CORONAVIRUS: STRONGER TOGETHER
Outreach Team Helping Students, Families In SLC School District Meet Basic Needs
Dec 16, 2020, 6:52 AM
SALT LAKE CITY, Utah – Remote learning and the pandemic have delivered serious blows to thousands of students in the Salt Lake School District.
School principals say in order to educate students, schools are going back to basics.
“If basic needs aren’t met, you’re not going to focus on education,” said Jill Baillie, Principal of Glendale Middle School.
That’s why on the school’s stage, a small team of outreach specialists is compiling care packages.
They stuff bags full of rice, beans, diapers and clothes. Then they shuttle them around to community members in need.
School staff members Jerly Alcala-Gomez and Elizabeth Montoya approach a house where the parents have Coronavirus.
“When we ask parents when they have Covid, what do they need? Thermometers, cleaning items, masks. We got them masks,” said Montoya.
They drop off the supplies and head to the next house where a student needs a new loaner computer in order to take part in remote school.
“Here’s your computer,” Alcala-Gomez tells him from the front yard.
They can’t address every need, but their mission is to remove the obstacles to learning. They’ve delivered everything from school desks to headphones to rent assistance.
Principal Baillie doubled down on outreach efforts in response to declining first quarter grades.
Half of her 800 students earned “F” or “incomplete” grades, and 115 of her students earned all “F” grades. That’s why she’s also started bringing in small groups of students for in-person learning, even though Salt Lake District remains entirely remote.
Staff members try to help meet social and emotional needs through the hip hop club and ukulele lessons. Other students get intensive math help. Since the outreach plan went into high gear, Baillie has seen growing numbers of “missing” kids engaging in school.
“Eighty-five kids have started attending in the past three weeks so the outreach team is working,” she said.

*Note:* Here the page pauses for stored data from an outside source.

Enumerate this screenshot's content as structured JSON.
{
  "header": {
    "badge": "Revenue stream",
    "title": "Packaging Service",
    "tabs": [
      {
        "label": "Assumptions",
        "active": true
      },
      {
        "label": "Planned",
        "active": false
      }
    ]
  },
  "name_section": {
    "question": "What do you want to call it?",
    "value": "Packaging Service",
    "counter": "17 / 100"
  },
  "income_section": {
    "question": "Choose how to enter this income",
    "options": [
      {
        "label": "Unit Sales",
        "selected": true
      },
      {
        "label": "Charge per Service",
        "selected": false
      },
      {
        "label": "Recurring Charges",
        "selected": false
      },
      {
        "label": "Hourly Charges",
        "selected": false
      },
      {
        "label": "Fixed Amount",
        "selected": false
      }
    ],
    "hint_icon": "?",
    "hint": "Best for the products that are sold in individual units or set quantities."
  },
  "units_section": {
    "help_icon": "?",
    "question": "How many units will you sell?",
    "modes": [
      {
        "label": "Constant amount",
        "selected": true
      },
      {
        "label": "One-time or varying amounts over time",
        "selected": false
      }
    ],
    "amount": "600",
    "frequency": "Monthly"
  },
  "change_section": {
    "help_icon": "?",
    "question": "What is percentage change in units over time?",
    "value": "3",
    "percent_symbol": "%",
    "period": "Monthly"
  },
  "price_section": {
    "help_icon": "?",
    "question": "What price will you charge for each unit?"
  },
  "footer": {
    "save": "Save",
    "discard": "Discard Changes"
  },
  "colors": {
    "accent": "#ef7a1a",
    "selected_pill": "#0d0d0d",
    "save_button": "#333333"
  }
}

A growing number of parents believe the biggest obstacle to learning is that Salt Lake District simply won’t open to in-person learning. They’ve sued to open schools.
While these and other efforts move forward, outreach teams will continue working to meet the needs of families during the holidays.
They hope the connections will bring back students when on-line school resumes in the new year.